Ni mordaza, ni espectáculo

SEÑOR DIRECTOR:
La preocupación que ha generado el proyecto de ley que sanciona la divulgación de antecedentes en procesos penales es legítima. La democracia se fortalece con prensa libre y ciudadanos informados, no con normas que inhiban la labor periodística ni con castigos al mensajero. Pero también sería un error ignorar el problema real que enfrentamos: filtraciones selectivas que, lejos de transparentar, muchas veces distorsionan procesos judiciales y dañan a víctimas, testigos o imputados, antes de que se establezcan responsabilidades.
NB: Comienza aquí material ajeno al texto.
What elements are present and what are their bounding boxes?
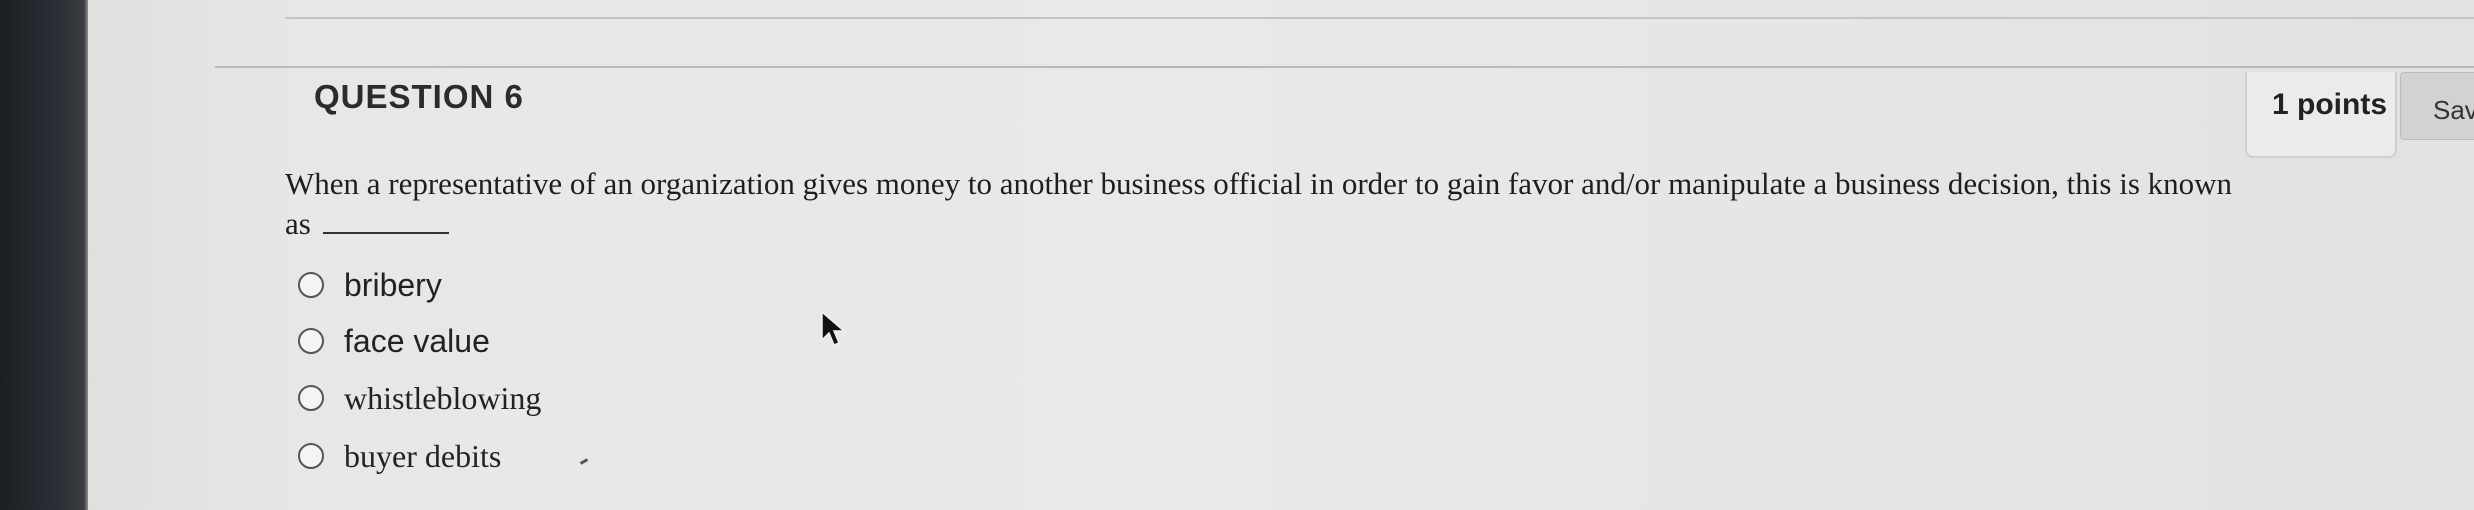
question-title: QUESTION 6 (314, 78, 524, 115)
radio-button[interactable] (298, 385, 324, 411)
monitor-bezel (0, 0, 88, 510)
option-label: face value (344, 322, 490, 359)
save-answer-button[interactable]: Sav (2400, 72, 2474, 140)
answer-blank (322, 206, 449, 234)
option-bribery[interactable]: bribery (298, 265, 442, 305)
question-prompt: When a representative of an organization… (285, 166, 2233, 241)
top-divider (285, 17, 2474, 19)
question-divider (215, 66, 2474, 68)
option-face-value[interactable]: face value (298, 321, 490, 361)
option-buyer-debits[interactable]: buyer debits (298, 436, 501, 476)
mouse-pointer-icon (821, 310, 847, 346)
option-label: whistleblowing (344, 379, 542, 416)
question-text: When a representative of an organization… (285, 164, 2235, 244)
radio-button[interactable] (298, 328, 324, 354)
option-label: bribery (344, 266, 442, 303)
radio-button[interactable] (298, 443, 324, 469)
points-label: 1 points (2272, 88, 2388, 121)
stray-mark (579, 458, 589, 465)
screen: QUESTION 6 1 points Sav When a represent… (0, 0, 2474, 510)
option-label: buyer debits (344, 437, 502, 474)
radio-button[interactable] (298, 272, 324, 298)
option-whistleblowing[interactable]: whistleblowing (298, 378, 541, 418)
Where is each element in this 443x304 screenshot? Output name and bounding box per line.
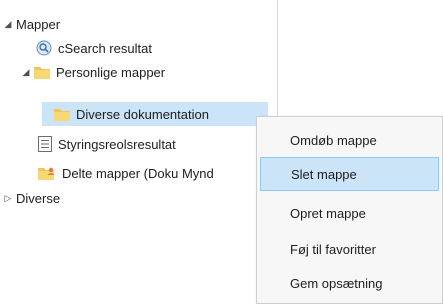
tree-node-mapper[interactable]: ◢ Mapper [2,12,61,36]
tree-node-label: Diverse [16,190,61,206]
collapsed-arrow-icon[interactable]: ▷ [2,193,14,204]
tree-node-diverse[interactable]: ▷ Diverse [2,186,61,210]
menu-item-omdob-mappe[interactable]: Omdøb mappe [260,123,439,157]
tree-node-label: Diverse dokumentation [76,106,209,122]
context-menu: Omdøb mappe Slet mappe Opret mappe Føj t… [256,116,443,304]
tree-node-personlige-mapper[interactable]: ◢ Personlige mapper [20,60,166,84]
tree-node-delte-mapper[interactable]: Delte mapper (Doku Mynd [38,161,214,185]
tree-node-label: Mapper [16,16,61,32]
tree-node-label: Styringsreolsresultat [58,136,176,152]
search-icon [36,40,52,56]
menu-item-gem-opsaetning[interactable]: Gem opsætning [260,266,439,300]
expanded-arrow-icon[interactable]: ◢ [20,67,32,78]
folder-icon [54,107,70,121]
tree-node-label: Personlige mapper [56,64,166,80]
menu-item-foj-til-favoritter[interactable]: Føj til favoritter [260,232,439,266]
list-icon [38,136,52,152]
tree-node-label: Delte mapper (Doku Mynd [62,165,214,181]
folder-icon [34,65,50,79]
tree-node-styringsreolsresultat[interactable]: Styringsreolsresultat [38,132,176,156]
shared-folder-icon [38,165,56,181]
tree-node-diverse-dokumentation[interactable]: Diverse dokumentation [42,102,268,126]
menu-item-opret-mappe[interactable]: Opret mappe [260,196,439,230]
tree-node-label: cSearch resultat [58,40,152,56]
tree-node-csearch-resultat[interactable]: cSearch resultat [36,36,152,60]
menu-item-slet-mappe[interactable]: Slet mappe [260,157,439,191]
expanded-arrow-icon[interactable]: ◢ [2,19,14,30]
folder-tree-panel: ◢ Mapper cSearch resultat ◢ Personlige m… [0,0,278,304]
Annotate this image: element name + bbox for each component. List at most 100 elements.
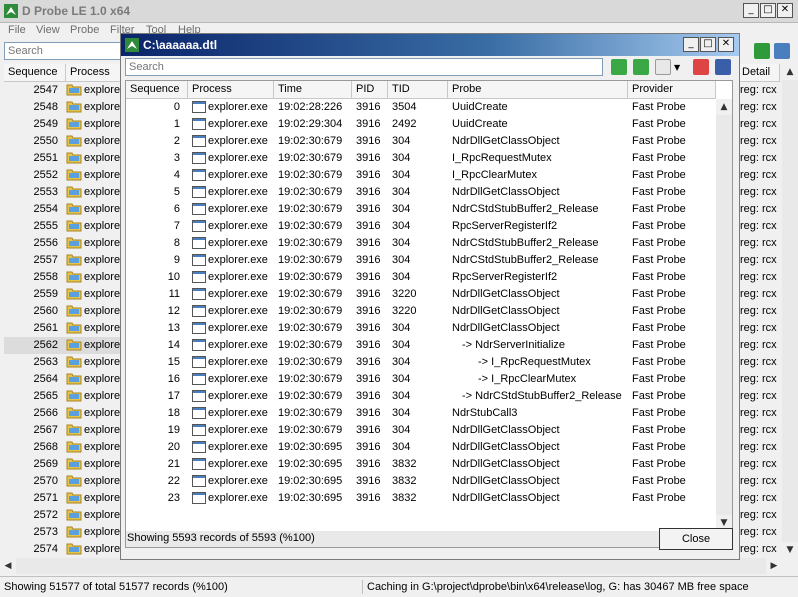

No todo lo publicado es justo y no toda reserva es censura. Lo que está en juego es el equilibrio entre el derecho a saber y el derecho a un juicio justo. Cuando la opinión pública se forma a partir de fragmentos estratégicamente expuestos, el Estado de Derecho se tensiona, la presunción de inocencia se desdibuja y los tribunales quedan atrapados en juicios anticipados.
Este debate no puede reducirse a trincheras ideológicas. Más que hacer capotera a los autores de la moción, habría que felicitarlos por desafiarnos a enfrentar una tensión incómoda pero urgente. Las soluciones existen, pero no surgirán si no nos escuchamos. Proteger la investigación y respetar la libertad de expresión no son caminos opuestos. La democracia lo merece. La justicia también.